Supporters of the Idle No More movement marked a day of action on Monday, with demonstrations held across Canada, including in Winnipeg.

A number of students walked from three Manitoba First Nations to reach the rally in Winnipeg, which drew hundreds of participants at the legislative building.

Dwight Kennedy, 15, from Bloodvein First Nation helped organize the rally.

He said he hopes his efforts will lead to a better life for his people.

Idle No More demonstrations were held across the country on Jan. 28, as First Nations protestors joined other activists to oppose Stephen Harper's changes to environmental oversight and urge action on native rights. About 200 protesters gathered on Parliament Hill in Ottawa.

In Winnipeg,  a large round dance was held and acclaimed singer Buffy Sainte-Marie addressed the hundreds of people at the rally in front of the legislative building.

Niigaan Sinclair teaches aboriginal studies at the University of Manitoba.

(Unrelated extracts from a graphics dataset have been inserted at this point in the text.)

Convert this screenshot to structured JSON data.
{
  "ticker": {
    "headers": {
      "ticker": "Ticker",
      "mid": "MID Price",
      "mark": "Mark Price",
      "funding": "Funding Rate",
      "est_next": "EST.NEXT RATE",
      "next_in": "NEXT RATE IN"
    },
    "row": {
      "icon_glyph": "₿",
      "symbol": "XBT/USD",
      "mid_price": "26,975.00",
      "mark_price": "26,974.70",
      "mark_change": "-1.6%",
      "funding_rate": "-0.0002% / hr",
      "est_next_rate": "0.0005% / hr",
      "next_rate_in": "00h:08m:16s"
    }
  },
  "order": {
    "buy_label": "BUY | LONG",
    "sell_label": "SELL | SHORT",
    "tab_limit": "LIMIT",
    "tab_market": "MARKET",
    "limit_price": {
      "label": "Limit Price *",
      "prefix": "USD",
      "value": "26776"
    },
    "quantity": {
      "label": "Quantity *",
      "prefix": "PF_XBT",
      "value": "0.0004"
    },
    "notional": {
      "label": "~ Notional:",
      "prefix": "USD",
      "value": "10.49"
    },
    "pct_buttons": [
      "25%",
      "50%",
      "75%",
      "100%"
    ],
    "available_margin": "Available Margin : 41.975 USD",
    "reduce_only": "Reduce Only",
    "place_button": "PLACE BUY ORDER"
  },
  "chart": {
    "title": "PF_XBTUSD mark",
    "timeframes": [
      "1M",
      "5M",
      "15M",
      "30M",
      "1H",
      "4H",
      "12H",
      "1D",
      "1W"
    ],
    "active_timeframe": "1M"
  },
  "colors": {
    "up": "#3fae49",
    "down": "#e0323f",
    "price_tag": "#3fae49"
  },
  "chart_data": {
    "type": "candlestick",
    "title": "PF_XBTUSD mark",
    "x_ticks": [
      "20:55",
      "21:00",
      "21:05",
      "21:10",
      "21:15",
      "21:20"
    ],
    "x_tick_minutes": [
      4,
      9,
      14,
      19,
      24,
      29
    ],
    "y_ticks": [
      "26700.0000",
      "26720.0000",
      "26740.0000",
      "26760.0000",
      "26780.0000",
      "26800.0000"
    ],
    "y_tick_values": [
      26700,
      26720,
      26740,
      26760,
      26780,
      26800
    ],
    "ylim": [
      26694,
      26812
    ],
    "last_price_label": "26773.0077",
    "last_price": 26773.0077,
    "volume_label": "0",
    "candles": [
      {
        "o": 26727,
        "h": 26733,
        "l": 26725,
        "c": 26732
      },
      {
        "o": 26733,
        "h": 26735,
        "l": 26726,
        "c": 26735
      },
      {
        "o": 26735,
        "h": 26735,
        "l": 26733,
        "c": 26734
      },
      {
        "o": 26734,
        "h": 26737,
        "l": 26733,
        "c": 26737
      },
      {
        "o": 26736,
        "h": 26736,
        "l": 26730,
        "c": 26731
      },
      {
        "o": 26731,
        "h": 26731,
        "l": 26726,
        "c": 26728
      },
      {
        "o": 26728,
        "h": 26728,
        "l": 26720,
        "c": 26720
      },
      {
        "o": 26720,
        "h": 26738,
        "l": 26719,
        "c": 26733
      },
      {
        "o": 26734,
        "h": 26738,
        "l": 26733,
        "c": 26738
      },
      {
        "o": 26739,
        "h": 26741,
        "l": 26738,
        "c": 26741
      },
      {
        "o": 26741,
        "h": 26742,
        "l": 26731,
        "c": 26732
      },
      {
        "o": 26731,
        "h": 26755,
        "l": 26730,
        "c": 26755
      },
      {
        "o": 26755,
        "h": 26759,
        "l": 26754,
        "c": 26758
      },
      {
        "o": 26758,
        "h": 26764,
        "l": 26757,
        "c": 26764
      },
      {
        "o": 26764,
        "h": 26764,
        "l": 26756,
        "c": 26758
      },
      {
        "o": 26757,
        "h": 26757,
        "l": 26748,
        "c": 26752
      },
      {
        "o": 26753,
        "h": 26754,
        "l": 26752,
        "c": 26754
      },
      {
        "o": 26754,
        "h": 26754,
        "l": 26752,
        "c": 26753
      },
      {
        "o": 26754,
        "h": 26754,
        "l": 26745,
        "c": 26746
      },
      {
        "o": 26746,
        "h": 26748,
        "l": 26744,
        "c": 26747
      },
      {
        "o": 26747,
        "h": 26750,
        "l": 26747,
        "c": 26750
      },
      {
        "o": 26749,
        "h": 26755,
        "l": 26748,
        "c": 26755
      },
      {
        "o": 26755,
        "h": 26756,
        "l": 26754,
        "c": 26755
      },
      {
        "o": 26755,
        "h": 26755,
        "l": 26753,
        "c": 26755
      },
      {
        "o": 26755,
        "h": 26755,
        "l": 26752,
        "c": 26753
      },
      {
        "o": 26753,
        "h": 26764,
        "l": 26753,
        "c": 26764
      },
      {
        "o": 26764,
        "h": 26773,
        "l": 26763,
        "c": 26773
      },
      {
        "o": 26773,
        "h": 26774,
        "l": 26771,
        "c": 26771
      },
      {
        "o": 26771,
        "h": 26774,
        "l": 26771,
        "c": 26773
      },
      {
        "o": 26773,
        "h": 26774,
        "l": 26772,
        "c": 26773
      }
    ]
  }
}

He's addressed people in New York and Los Angeles and will be holding a lecture for students at Yale University on Idle No More.

"These issues are not just about Canada or First Nations. We're talking about a worldwide global movement," said Sinclair.

Some rally participants in Winnipeg said the recent protests mark only the beginning.

"I think we're moving into the next phase, just like a storm. We start with a light rain and a little bit of a drizzle. Then, we head into the lightning, wind and storms and then we have a settling after the storm," said Wayne Moneyas, a Hollow Water First Nation councillor.